Iran has been encouraging its people to use energy-efficient light bulbs in their homes as the country experiences daily power cuts.
"The number of low-cost compact fluorescent lights (CFLs) distributed in the market will reach 20 million by the end of the (Iranian) month of Shahrivar (ending September 21)," said the managing director of the Renewable Energy Organization of Iran, Hossein Lavaei, on Monday.
The government has allocated huge subsidies to make energy-efficient bulbs available in the market for less than half of the cost price, he said.
Price is seen as one of the biggest hurdles to widespread approval of the energy-efficient light bulbs.
The Islamic Republic has been suffering from daily power outages this summer because of a dramatic drop in rainfall this year which created a severe drought.
A shortage of electricity supply this summer has forced Iran's Energy Ministry to ration electricity by scheduling power outages across both urban and rural areas that last up to four hours a day.
Officials hope that by swapping traditional light bulbs for energy-efficient bulbs Iran can dramatically reduce its high electricity consumption which has made power outages the order of the day.
A dramatic cut in downfall followed by drought this year has caused hydro-electric dams to shut down leading to daily power cuts in Iran.
The drought spell has worsened the power supply situation. While the consumption has been growing 15 percent each year, the supply shows only a maximum of seven percent rise.
The bad omen came in the wake of a severe drop in downpour, unprecedented in 4 decades, Press TV's Amir Mehdi Kazemi reports.
An Iranian authority prescribed pre-cautionary measures as to prevent catastrophe in the wake of power shortage.
"Power industry is costly, it takes time and requires long term planning, and we must go towards mobilizing ourselves for critical situation like this and be able to have at least 5,000 megawatts of electricity for back up," Mehrdad Abedi, A Tehran Polytechnic University professor said.

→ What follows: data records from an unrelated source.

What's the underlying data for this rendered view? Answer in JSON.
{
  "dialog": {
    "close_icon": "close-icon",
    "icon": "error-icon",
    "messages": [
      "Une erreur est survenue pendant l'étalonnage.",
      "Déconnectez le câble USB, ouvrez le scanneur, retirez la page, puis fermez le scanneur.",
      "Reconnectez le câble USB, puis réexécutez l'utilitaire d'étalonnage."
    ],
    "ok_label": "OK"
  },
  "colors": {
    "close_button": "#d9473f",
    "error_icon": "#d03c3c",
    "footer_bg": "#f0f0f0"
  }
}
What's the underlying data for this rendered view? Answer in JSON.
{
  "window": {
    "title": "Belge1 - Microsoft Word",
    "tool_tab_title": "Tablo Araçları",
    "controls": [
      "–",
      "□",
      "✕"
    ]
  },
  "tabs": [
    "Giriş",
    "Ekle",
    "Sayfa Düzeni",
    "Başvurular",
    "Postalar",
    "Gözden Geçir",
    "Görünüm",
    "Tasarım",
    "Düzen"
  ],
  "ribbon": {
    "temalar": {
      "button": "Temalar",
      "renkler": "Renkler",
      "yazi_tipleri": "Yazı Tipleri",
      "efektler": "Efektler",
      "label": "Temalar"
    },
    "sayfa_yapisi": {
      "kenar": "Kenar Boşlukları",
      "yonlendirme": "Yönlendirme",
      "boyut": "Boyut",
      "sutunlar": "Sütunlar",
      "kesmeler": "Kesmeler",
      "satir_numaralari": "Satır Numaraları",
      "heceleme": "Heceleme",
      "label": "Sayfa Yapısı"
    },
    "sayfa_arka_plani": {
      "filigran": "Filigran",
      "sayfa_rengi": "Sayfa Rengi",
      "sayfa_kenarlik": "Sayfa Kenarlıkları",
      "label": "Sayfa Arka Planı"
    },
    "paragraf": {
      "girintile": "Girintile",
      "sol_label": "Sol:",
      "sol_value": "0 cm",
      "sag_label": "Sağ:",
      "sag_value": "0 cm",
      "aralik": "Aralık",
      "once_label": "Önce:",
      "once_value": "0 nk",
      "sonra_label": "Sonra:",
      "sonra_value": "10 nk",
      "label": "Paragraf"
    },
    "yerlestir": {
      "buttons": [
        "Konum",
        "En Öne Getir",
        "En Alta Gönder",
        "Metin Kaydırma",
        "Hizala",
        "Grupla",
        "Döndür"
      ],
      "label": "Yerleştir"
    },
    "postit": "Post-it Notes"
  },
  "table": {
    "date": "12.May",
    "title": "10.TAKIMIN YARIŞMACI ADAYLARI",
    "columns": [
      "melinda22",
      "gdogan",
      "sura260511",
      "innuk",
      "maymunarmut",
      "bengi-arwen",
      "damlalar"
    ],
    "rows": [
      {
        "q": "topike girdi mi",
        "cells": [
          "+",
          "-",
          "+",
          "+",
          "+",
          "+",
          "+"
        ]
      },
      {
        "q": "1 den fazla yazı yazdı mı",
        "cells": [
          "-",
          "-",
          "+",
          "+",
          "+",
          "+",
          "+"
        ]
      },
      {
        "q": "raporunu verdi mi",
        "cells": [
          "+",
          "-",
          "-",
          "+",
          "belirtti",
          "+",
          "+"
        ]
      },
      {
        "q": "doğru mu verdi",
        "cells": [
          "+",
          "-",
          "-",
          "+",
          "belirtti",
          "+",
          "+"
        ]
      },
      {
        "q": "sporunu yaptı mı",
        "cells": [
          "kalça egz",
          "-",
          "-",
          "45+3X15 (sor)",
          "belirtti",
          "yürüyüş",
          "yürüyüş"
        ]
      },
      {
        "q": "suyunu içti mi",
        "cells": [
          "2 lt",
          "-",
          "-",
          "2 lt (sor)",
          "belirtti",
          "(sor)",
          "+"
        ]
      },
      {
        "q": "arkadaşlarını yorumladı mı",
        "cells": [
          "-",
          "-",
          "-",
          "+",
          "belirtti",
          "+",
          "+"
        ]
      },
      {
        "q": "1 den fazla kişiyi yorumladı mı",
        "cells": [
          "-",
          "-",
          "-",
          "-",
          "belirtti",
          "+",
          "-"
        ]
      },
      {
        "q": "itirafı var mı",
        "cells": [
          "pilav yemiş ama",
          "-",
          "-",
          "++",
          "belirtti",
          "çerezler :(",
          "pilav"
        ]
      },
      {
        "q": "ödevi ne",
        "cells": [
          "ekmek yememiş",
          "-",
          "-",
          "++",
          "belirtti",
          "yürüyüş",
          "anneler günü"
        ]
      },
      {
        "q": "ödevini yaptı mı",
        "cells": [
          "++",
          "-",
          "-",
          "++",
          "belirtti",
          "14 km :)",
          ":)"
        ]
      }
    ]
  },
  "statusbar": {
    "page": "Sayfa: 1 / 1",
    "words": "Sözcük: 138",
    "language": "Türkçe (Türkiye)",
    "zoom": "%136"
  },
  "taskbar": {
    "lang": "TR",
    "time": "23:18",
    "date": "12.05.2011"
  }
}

Power outage has become an order of the day when shortage of electricity has forced Iran's power generators to ration electricity, leaving about a four-hour daily power outage quota in rural and urban areas.
Following a winter and spring drought, the dams were shut down highlighting the need for speeding up the alternative nuclear power project to generate electricity.
Currently 93 percent of the country's electricity is produced by fossil fuel. Once the much-awaited nuclear power plant in Bushehr comes online, it will reduce the concerns over power outage.